THE Oxford of 1851 was no longer the Oxford of Newman and Keble. The Oxford Movement had been smitten almost to death by the secession of its leader in 1845. Though it ultimately revived, and its influence spread throughout the country with far-reaching results, for the time being it had sustained a crushing blow. Newman's impelling figure no longer made men turn to gaze at him, as he hurried along the Oxford streets. The spell was broken, and his university knew him no more. A new school of liberalism, brought in by men fresh from Arnold's influence at Rugby, began to dominate intellectual thought. Critical inquiry into so far unquestioned articles of faith was beginning to replace the old doctrinal battles.
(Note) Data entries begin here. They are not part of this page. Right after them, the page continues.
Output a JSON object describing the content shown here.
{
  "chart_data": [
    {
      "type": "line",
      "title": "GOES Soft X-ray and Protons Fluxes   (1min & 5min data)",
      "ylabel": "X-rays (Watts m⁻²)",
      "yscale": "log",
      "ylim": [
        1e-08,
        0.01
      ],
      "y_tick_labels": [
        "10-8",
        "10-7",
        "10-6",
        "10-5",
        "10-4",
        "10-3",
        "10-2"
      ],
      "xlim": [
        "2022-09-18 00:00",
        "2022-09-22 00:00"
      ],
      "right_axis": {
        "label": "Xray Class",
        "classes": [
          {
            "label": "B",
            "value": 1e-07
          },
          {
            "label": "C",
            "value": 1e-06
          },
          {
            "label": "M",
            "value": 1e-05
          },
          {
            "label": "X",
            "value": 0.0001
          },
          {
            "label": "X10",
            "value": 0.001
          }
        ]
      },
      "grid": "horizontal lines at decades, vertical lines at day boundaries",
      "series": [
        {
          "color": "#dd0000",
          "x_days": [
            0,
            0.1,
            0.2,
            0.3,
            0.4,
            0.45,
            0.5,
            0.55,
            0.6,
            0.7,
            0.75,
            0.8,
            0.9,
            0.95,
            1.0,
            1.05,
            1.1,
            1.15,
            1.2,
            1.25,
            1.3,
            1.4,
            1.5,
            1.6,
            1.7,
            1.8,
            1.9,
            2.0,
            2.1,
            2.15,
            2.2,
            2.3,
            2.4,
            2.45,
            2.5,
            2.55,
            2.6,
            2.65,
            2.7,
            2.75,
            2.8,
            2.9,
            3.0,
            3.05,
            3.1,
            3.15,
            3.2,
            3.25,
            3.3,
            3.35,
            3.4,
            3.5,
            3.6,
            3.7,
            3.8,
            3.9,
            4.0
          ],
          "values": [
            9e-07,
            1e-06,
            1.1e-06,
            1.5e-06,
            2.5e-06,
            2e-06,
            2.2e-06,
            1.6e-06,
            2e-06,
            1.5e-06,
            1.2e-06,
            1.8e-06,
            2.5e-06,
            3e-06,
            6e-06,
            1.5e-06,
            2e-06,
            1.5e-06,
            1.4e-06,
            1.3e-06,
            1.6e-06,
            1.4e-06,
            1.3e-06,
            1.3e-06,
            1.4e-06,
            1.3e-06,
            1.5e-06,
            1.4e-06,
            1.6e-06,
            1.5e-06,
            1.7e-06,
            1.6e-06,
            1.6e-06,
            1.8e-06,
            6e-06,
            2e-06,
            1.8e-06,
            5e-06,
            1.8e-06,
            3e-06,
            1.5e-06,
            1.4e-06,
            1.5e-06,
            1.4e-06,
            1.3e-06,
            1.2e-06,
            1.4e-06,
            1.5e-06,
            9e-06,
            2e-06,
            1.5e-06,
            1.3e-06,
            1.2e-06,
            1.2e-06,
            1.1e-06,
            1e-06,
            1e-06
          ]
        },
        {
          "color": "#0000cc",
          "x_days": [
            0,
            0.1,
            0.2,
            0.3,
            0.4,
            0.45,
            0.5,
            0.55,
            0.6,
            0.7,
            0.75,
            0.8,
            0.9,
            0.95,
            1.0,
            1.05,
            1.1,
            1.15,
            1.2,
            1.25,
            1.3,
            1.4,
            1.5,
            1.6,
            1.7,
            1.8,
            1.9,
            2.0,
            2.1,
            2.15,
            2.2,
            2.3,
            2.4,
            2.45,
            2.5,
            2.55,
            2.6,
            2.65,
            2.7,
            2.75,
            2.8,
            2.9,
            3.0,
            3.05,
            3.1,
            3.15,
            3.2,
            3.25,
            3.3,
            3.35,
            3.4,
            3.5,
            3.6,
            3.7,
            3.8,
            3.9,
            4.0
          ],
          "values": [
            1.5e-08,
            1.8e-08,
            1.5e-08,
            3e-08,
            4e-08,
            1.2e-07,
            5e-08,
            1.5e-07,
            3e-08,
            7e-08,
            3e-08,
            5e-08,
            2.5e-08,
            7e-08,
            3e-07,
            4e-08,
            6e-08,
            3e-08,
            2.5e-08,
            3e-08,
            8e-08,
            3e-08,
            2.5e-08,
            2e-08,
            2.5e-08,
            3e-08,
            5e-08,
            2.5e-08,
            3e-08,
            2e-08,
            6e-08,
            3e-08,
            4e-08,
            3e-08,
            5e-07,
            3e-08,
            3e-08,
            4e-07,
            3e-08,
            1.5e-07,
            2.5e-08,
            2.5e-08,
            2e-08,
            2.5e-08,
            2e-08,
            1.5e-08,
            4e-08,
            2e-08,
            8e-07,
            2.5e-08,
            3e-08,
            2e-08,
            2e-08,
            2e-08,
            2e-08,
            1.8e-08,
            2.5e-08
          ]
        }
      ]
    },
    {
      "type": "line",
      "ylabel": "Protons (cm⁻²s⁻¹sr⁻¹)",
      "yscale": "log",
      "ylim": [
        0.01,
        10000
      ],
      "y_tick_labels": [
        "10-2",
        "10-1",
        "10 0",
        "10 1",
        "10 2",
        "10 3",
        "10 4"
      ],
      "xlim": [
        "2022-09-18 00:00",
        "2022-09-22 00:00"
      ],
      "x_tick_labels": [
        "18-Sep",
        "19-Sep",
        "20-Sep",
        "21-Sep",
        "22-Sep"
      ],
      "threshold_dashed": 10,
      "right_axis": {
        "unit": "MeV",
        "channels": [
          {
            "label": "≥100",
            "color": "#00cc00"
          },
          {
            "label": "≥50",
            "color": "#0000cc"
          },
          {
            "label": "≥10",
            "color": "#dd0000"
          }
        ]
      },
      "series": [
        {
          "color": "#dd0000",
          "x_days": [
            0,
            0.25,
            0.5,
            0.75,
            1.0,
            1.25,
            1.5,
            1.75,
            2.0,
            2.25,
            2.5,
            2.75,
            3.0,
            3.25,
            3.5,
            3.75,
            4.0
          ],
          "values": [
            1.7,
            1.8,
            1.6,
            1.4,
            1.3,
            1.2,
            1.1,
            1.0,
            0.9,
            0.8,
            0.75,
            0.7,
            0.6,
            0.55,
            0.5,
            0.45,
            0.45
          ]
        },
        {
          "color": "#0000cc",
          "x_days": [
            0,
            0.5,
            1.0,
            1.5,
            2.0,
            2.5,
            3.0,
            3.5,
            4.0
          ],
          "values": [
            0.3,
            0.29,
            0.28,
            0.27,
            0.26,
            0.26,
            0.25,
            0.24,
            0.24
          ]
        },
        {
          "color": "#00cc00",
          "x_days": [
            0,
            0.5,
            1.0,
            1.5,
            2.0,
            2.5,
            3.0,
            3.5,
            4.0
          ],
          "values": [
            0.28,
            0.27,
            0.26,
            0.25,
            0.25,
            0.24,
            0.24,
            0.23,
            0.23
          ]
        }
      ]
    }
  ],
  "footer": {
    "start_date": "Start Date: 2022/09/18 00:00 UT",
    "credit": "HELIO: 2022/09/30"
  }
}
Of these younger and advanced thinkers at Oxford, Richard Congreve, Fellow and tutor of Wadham College, was chief; Wadham—known mainly as a college of quiet reading men with evangelical predilections—and which by the irony of fate had been approved by John Bridges’ parents as “ safe ”. This term might rightly apply to the warden and sub-warden, whom the undergraduates disposed of as fossils, but Congreve was a man of the world, a wide traveller, a student of movements and politics, and a brilliant teacher, who could not but influence his pupils deeply. He gradually drew their minds towards French thought and philosophy, at that time, and throughout the Mid-Victorian era, unappreciated, almost ignored. Carlyle had exalted German metaphysics to the exclusion of the great thinkers who had heralded the Revolution in France, and placed their country in the forefront of Europe's civilization. Educated Englishmen, who might be conversant with the theories of Kant or Hegel, would be totally ignorant of the claim of Diderot, Turgot, or Condorcet, and the name of Comte, their great successor, still living, would be unknown to them. Congreve became the apostle in Oxford of Comte's system of philosophy, and in Bridges he found a spirit ready to be awakened to the teaching which attempted to combine rationalism with deep spiritual values, and to set up a standard of life that appealed to the austerity in the young man's nature, an austerity which in other times and circumstances might have been stirred by the flame of the monastic ideal.